Basically, instead of learning the language of English, the team developed AI to learn the language of proteins, explained Ali Madani Ph.D, a former scientist at Salesforce Research involved with the study wrote in an email to Motherboard.
Like other AI programs it had to be trained accordingly. ProGen began its training on 280 millions of proteins. After two weeks, the team fine tuned the model by introducing it to a dataset of about 56,000 proteins from five different families. One million synthetic sequences were generated by the model. The team focused on 100 proteins to see how they compared to natural proteins, and whether or not they had adequately followed the so-called “grammar” of amino acid composition.
Of those 100 proteins, the team created five of the artificial proteins and tested their functionality in cells, seeing how well they compared to an enzyme found in chicken eggs aptly named “hen egg white lysozyme” (HEWL). The activity of two proteins was similar to that found in HEWL. They were able to break down the cell walls and cells of bacteria.
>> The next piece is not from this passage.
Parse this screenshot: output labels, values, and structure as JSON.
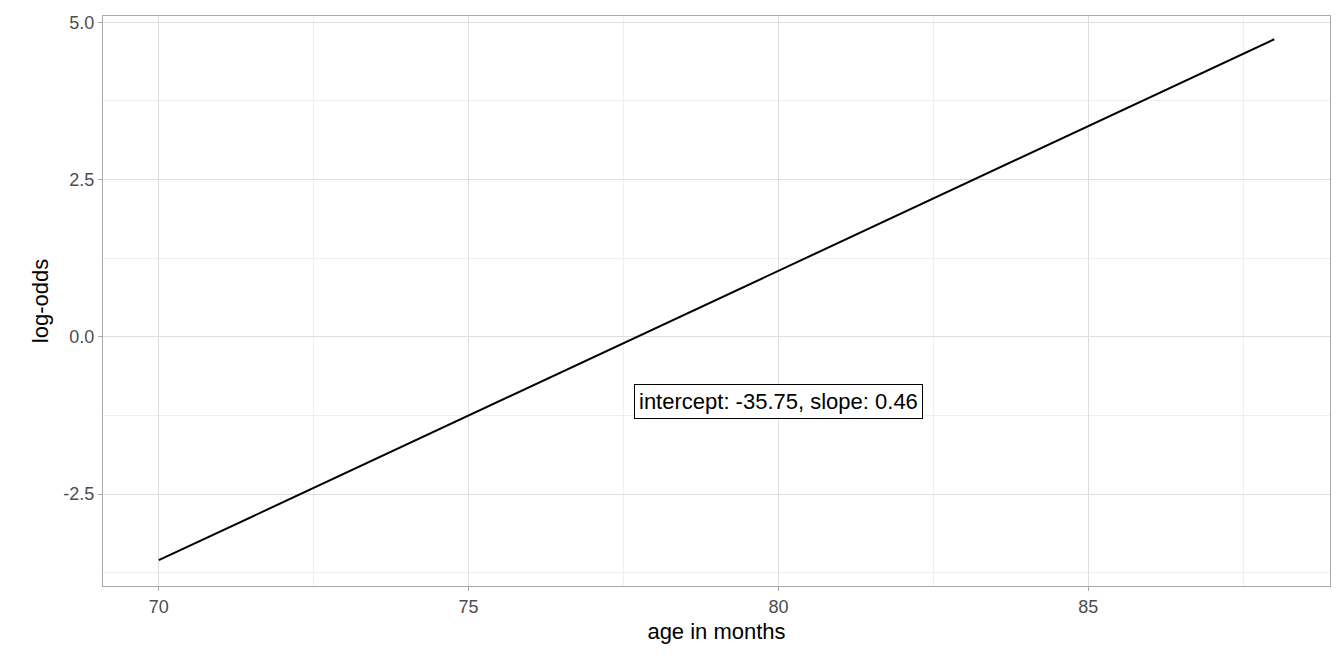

” The enzymes function (outside-of-the box) and proteins that evolved over many millions of years. Madani stated. Also, the team found that the model could capture evolutionary patterns without being specifically trained.
While AI has been used to generate proteins, this study differs a bit from prior research and further expands the idea of what is possible with language models.
“Our work uses conditional language models that allow for significantly more control over what types of sequences are generated, making them more useful for designing proteins with specific properties,” Naik wrote. “We have also validated our results in a wet lab.”
The methods described in the paper are also available on GitHub to enable the research community to build on this work and accelerate research on AI for protein design. Madani believes proteins are essential for life.
“Everything that can go wrong or right in a human body is reliant on proteins, and so designing new ones can allow us to more effectively treat diseases or even avoid them in the first place,” Madani wrote.”We can use AI to engineer these solutions.
The post AI Replicated Evolution and Generated New Enzymes as Good as Natural Ones appeared first on VICE.